Stephen Lawlor is a printmaker and painter, born in Dublin in 1958. He lectured at IADT, in printmaking and drawing (1991-97) and was chairman of Graphic Studio Dublin, (2000-05). He has worked at print studios internationally including: Guanian, China, Galleri Astley, Sweden, Jyvaskyla Centre for Print, Finald, Paupers Press, London & Hampton Editions, USA. He participated in the 1st International Print Biennial, Lingshi China 2012 and 7th International Biennial Douro Portugal 2014. He won 1st prize at New Grounds International Print, Albuquerque NM, USA in 2013 and joint 1st at Adogi, 35th Miniprint International, Cadaques, Spain in 2015. Stephen was elected an associate member of the Royal Society of Painter-Printmakers in London, (ARE) in 2016 and was a founder member of the International Academic Printmaking Alliance (IAPA) at the Central Academy of Fine Arts (CAFA) in Beijing also in 2016.
Owen McCafferty lives and works in Belfast. He has been a playwright for over 20 years. Within that time he has had over 20 plays professionally produced. His work has been performed throughout the UK, Ireland and Europe. The majority of his plays are set in his native Belfast and are written in local vernacular. A common theme is to look at the lives on the periphery of society and he is seen mainly as a post-conflict playwright. He is currently under commission to the Abbey Theatre.

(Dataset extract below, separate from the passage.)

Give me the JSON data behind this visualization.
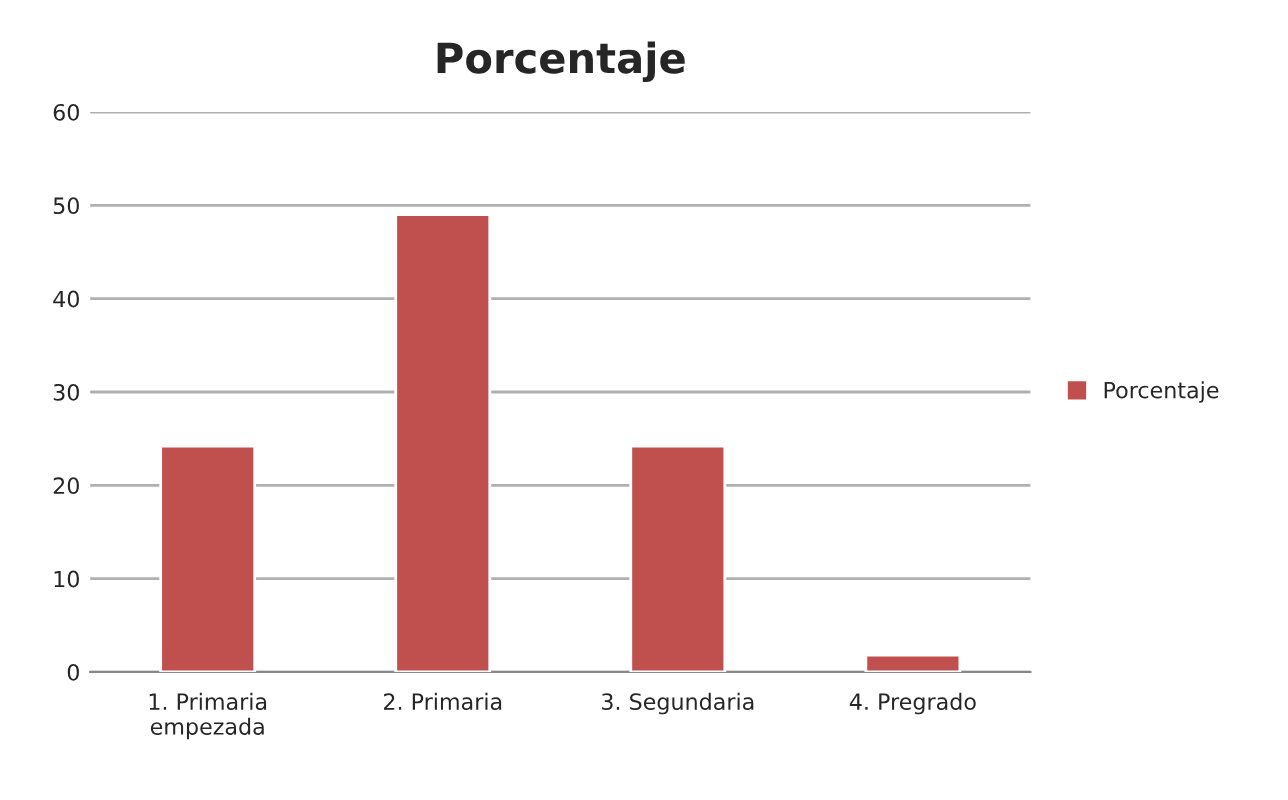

Mike McCormack is the author of two short story collections Getting it in the Head and Forensic Songs, and three novels Crowe’s Requiem, Notes from a Coma and Solar Bones. He was awarded the Rooney Prize for Literature and Getting it in the Head was chosen as a New York Times Notable Book of the Year. In 2006 Notes from a Coma was shortlisted for the Irish Book of the Year Award. In 2016 Solar Bones was awarded the Goldsmiths Prize and the Bord Gais Irish Novel of the Year; it was also long-listed for the 2017 Man Booker Prize.
Isabel Nolan’s work looks at how aesthetic sensibilities and diverse ways of knowing inform worldviews. She makes objects that undertake to communicate a fundamental contingency to existence, artworks that intimate that the search for meaning and beauty is both necessary and absurd. The work is underpinned by a desire to examine and embed in material form, challenging, seductive or intense moments and meetings with both ideas and phenomena. For Nolan this exploration happens through making things in a wide range of media, whether monumental or intimate in scale, they are tentative and precarious markers of the experience of our place beneath the sun. Recent solo exhibitions/projects include Launch Pad, New York (2015); Irish Museum of Modern Art, Dublin (2014); Musée d’art moderne de Saint Etienne, France (2012); The Model, Sligo, Ireland (2011); Artspace, New Zealand (2008); Gallery 2, Douglas Hyde Gallery, Dublin (2008) and Project Arts Centre, Dublin (2005). In 2005, Nolan represented Ireland at the 51st Venice Biennale as part of a group exhibition, Ireland at Venice 2005.
Sean O’Reilly was born in Derry. He lived abroad for many years before publishing the short story collection Curfew and Other Stories. This was followed by the novel Love and Sleep and then The Swing of Things. In 2006 he published the experimental novella Watermark. He is a contributing editor to the literary magazine The Stinging Fly and has led a number of innovative novel writing workshops.